Study indicates primary care physicians need more education around diagnosing CKD
Woman are at particular risk of their primary care physicians delaying diagnosis of chronic kidney disease (CKD), according to a paper being presented at the American Society of Nephrology's 42nd Annual Meeting and Scientific Exposition in San Diego, California. The findings suggest that educating practitioners about CKD could increase the timely diagnosis of CKD, thereby leading to improvements in care to patients and savings in Medicare dollars.
Maya Rao, MD, of Columbia University, reviewed records from nearly 900 patients at 18 rural, community-based primary care clinics in Oregon, to investigate whether primary care physicians accurately diagnosed CKD in patients with known kidney dysfunction. Chronic kidney disease is estimated to affect up to 19 million adults in the U.S. and is usually diagnosed and treated in the primary care setting. The analysis showed that 52.4 percent of patients found to have CKD did not have a diagnosis in their charts. Females were more likely to be undiagnosed than males, except at the most advanced stages of CKD.

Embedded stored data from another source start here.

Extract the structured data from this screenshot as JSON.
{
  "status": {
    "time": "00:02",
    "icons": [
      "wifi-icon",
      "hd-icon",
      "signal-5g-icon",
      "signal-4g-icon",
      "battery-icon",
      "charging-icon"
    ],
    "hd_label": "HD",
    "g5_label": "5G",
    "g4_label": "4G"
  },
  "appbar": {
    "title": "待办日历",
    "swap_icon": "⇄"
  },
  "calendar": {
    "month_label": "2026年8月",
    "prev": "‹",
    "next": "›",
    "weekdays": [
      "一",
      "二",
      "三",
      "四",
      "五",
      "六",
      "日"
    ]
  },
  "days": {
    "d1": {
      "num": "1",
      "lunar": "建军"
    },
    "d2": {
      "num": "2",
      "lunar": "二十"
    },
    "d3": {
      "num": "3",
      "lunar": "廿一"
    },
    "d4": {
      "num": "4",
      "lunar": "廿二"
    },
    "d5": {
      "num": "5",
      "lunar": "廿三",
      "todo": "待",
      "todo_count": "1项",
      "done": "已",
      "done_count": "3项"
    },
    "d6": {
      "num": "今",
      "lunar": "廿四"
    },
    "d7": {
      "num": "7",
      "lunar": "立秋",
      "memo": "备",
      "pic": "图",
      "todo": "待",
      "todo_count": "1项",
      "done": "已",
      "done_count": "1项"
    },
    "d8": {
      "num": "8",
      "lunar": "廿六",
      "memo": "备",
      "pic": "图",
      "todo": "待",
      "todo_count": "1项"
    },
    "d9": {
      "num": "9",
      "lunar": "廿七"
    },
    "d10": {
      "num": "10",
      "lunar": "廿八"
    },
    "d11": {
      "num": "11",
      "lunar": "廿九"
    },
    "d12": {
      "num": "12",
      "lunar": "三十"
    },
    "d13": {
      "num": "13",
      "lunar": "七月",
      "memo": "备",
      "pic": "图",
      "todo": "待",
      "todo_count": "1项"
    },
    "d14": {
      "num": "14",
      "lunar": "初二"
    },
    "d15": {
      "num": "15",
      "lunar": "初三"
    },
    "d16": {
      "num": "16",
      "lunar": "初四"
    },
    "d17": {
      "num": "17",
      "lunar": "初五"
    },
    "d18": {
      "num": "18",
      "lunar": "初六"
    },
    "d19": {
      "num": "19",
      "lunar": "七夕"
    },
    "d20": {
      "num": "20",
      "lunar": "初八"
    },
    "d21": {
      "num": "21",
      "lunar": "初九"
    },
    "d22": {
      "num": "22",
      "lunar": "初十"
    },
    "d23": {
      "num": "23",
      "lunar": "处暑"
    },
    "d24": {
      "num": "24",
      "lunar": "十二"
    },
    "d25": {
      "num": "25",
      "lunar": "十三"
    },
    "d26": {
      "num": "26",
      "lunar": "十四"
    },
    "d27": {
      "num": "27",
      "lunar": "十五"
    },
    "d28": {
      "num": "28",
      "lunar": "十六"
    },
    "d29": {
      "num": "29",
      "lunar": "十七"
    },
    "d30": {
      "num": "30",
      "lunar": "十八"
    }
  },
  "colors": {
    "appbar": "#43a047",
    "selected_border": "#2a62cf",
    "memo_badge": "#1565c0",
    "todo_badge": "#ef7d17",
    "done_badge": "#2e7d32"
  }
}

"Chronic kidney disease is very prevalent, uses a great deal of Medicare dollars and needs to be detected early in order to begin an effective treatment plan. Without early diagnosis and treatment, the patient may be more likely to need dialysis and suffer related consequences, such as heart disease," said Dr. Rao. "This study shows that CKD is still being missed by primary care physicians, especially among women patients, and that more education is needed to ultimately improve early detection and diagnosis."
To measure kidney function, primary care doctors typically order a blood test called creatinine, but Dr. Rao says this alone is not a particularly accurate measure of kidney function. The serum creatinine should also be plugged into a formula that gives an estimated kidney filtration rate (called glomerular filtration rate, or eGFR) which is a much more accurate estimate of kidney function. Women have a lower eGFR than men for the same level of serum creatinine. Thus, the same serum creatinine level that initially appears normal for both a man and a woman can translate into depressed kidney function for the woman, making her at higher risk for undetected kidney disease. In the study, lab reports that automatically included the eGFR calculation did not show a gender disparity in diagnosis of patients - suggesting that including this value on all serum creatinine lab reports could improve diagnosis of CKD in women.